Use the managed standards artifact repository as a governance and review surface:

  1. Generate or preview artifacts from a standards page.
  2. Review the proposed files and validation checks.
  3. Preview the managed repository diff.
  4. Roll out selected artifacts to target repositories.
  5. Review and merge provider merge requests when supported.

This keeps architecture governance linked to source standards while still working with the delivery process your engineering teams already use.

Exceptions

When a repository, component, path, or asset cannot comply with a standards item, file an exception from the standards inventory. Exceptions capture:

  • Scope, such as paths, assets, or components.
  • Reason and business justification.
  • Optional expiry date.
  • Review decision and reviewer notes.
  • Source page and revision metadata.

Exception statuses are pending, approved, rejected, cancelled, revoked, and expired. Active exceptions remain linked to the standard item and are marked stale if the source standard revision changes.

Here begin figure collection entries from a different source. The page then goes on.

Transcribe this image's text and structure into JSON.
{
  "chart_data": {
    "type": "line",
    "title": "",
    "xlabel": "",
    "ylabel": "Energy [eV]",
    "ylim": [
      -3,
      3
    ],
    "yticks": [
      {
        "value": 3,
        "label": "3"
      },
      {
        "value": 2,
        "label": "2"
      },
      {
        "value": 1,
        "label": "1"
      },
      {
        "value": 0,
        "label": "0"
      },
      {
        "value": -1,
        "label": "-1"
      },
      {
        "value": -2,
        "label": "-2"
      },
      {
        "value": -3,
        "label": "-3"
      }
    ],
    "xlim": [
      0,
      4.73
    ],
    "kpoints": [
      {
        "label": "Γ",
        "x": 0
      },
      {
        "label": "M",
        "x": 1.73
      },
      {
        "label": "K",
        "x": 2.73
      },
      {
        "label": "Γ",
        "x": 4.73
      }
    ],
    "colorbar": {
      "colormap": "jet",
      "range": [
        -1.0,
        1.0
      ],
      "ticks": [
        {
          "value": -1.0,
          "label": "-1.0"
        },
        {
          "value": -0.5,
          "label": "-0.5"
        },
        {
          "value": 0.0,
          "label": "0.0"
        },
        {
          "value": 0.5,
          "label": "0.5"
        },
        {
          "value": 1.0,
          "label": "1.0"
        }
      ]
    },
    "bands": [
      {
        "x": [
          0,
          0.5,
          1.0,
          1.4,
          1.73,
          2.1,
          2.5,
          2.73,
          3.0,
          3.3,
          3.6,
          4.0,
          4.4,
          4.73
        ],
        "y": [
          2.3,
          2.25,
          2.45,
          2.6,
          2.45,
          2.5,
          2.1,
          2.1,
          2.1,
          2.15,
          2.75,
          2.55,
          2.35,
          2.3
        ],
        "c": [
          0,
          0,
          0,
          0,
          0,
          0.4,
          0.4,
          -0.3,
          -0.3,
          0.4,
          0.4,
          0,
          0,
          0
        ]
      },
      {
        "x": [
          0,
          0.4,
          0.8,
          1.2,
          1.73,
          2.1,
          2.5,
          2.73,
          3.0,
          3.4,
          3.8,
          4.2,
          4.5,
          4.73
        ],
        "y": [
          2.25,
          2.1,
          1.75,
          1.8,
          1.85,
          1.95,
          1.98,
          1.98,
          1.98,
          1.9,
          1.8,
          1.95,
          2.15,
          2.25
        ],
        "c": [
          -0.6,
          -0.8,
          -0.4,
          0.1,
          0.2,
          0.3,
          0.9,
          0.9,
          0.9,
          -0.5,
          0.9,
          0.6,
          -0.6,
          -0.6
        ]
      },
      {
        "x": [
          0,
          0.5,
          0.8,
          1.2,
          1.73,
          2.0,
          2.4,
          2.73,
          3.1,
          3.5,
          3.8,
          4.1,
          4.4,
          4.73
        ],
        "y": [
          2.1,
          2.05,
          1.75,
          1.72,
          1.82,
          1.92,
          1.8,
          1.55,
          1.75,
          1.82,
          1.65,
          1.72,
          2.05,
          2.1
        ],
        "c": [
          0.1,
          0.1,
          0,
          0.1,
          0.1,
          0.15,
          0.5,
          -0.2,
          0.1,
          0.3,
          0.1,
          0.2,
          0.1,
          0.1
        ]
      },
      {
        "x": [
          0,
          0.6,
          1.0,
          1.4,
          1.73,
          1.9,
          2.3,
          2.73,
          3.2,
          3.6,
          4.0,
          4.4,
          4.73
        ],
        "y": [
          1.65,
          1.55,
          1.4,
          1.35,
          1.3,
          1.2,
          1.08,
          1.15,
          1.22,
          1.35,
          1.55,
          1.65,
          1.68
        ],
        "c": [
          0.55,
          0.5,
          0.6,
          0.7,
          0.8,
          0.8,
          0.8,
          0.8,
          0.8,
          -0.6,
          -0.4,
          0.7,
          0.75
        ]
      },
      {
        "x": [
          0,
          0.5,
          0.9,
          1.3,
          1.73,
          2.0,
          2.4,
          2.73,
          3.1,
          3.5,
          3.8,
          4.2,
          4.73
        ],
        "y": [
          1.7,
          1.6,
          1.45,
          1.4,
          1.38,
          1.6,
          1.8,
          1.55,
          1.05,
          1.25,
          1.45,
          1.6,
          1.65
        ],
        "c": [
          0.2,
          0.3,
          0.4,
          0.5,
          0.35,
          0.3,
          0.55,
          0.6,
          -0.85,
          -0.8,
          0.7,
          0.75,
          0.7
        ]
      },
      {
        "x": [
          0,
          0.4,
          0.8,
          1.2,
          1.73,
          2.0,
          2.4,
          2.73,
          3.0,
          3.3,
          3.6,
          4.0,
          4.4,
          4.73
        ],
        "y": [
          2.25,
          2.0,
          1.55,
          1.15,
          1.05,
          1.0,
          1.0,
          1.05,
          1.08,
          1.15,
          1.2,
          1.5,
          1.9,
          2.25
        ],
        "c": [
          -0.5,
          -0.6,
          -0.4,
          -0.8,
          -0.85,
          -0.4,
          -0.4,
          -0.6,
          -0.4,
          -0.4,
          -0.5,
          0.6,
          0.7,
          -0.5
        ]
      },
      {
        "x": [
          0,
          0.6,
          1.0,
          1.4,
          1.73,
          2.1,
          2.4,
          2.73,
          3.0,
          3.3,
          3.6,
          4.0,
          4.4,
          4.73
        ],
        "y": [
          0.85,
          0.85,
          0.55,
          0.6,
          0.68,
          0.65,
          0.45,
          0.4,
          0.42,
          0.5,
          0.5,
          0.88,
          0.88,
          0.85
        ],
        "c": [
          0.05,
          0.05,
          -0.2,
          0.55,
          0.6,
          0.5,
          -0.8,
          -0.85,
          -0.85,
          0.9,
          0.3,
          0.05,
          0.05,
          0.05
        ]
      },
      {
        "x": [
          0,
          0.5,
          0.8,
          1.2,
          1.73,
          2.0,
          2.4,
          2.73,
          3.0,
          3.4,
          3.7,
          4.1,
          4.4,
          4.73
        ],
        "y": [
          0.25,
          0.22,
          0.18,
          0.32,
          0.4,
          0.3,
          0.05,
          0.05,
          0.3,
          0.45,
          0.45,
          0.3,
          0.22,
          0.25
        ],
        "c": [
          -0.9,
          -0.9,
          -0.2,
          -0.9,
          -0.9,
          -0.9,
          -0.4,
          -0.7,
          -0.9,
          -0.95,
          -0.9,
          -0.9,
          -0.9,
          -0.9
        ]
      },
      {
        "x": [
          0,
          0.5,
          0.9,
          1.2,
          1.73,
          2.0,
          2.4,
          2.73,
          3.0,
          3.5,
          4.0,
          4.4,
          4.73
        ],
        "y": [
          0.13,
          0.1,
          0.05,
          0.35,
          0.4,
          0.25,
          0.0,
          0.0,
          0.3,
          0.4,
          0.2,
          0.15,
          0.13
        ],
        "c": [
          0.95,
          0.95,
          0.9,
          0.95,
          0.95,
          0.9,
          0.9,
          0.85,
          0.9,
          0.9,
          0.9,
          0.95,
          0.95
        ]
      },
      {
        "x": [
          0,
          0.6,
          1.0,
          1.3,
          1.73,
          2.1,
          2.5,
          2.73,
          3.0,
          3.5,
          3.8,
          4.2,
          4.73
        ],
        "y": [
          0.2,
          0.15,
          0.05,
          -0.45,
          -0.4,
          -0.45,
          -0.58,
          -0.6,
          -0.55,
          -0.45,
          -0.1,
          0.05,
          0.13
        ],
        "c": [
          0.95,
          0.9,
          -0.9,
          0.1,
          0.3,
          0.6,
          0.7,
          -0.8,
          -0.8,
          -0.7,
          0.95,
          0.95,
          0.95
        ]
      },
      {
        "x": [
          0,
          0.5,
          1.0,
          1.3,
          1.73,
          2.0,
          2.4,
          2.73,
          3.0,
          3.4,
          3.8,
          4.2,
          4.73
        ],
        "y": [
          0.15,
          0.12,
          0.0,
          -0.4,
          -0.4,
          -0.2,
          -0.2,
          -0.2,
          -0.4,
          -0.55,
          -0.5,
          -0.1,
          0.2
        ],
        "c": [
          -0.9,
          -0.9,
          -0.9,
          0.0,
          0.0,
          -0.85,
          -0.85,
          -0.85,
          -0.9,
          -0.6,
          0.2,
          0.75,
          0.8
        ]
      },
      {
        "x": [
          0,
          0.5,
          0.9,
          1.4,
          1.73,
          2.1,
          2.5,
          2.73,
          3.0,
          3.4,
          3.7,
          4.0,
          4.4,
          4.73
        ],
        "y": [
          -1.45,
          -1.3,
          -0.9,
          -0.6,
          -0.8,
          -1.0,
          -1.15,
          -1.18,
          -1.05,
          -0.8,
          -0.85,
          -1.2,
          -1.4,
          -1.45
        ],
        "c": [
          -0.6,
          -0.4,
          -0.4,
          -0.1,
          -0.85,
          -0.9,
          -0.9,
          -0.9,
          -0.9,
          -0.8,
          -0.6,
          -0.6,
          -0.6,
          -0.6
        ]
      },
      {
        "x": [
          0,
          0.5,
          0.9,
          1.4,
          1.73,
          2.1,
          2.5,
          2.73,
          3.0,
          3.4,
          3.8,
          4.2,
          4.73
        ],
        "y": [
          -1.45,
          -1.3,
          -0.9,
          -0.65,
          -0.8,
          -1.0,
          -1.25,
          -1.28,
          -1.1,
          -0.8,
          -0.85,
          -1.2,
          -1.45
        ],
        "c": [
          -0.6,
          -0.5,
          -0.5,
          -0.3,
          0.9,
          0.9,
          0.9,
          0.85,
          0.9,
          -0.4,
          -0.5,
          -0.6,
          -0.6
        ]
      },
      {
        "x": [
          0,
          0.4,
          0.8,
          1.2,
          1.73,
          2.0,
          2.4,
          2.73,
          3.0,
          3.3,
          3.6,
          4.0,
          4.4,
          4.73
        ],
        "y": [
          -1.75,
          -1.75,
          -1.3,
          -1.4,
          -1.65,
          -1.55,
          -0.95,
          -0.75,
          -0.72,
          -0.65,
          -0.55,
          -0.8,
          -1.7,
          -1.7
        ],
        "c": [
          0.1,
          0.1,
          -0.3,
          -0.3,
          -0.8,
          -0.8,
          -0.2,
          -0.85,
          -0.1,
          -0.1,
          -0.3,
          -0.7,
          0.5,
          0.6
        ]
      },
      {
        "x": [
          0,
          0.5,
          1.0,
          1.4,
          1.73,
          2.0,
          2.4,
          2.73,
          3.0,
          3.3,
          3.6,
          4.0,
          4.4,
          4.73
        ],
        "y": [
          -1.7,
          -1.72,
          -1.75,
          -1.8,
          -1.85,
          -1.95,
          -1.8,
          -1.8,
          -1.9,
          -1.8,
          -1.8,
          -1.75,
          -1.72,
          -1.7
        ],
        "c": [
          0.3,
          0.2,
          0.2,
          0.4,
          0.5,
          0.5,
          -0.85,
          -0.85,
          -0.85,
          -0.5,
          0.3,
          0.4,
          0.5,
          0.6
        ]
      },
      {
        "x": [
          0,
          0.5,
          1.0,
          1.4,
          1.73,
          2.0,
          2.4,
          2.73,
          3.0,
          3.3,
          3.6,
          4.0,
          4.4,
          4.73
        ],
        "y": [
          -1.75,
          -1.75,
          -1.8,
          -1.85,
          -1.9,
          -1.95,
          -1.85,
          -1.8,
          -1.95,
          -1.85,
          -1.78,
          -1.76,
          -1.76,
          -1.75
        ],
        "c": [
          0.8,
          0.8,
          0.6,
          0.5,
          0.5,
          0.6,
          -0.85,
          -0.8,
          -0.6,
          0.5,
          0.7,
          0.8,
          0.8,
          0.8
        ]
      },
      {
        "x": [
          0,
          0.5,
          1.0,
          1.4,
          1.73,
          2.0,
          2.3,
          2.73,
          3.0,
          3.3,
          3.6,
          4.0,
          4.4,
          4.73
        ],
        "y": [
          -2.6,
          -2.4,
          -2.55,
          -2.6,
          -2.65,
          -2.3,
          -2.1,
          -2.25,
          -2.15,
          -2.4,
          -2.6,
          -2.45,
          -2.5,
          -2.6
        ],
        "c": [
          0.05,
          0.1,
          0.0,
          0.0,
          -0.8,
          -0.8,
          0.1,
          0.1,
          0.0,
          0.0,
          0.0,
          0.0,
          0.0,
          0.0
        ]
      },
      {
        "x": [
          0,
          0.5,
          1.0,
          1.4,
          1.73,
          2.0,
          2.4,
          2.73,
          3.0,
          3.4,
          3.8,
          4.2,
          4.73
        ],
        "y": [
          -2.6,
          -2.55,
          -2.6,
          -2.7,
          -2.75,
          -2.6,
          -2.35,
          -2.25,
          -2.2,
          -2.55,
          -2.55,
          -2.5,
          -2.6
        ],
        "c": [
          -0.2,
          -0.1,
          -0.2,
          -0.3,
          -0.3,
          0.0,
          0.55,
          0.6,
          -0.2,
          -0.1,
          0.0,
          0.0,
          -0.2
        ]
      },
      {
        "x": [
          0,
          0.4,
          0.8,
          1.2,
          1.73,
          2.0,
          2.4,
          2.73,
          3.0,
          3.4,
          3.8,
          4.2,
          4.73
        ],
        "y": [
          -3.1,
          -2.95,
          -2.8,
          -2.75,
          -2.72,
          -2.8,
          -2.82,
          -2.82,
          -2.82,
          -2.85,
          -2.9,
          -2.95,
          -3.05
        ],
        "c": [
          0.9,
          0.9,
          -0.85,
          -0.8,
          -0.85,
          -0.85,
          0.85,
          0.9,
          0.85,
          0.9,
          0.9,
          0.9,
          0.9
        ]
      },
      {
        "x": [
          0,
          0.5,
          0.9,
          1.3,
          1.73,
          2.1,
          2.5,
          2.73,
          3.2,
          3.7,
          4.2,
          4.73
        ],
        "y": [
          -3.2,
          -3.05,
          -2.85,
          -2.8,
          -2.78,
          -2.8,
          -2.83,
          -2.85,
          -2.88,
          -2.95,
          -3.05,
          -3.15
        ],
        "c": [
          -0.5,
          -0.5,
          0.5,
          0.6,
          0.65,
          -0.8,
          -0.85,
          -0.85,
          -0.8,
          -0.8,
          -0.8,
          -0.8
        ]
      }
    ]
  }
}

  1. Draft an RFC when the team needs discussion before changing architecture or delivery practice.
  2. Add diagrams, examples, and poll voting rules when they help reviewers decide.
  3. Publish an ADR when the decision is accepted.
  4. Update or create the Standard with one or more standard_item blocks.
  5. Preview AI or deterministic artifacts from the standard.
  6. Review validation checks and save only the artifacts you want.
  7. Preview repository diffs and roll out through merge requests.
  8. File exceptions for scoped non-compliance and review them before expiry.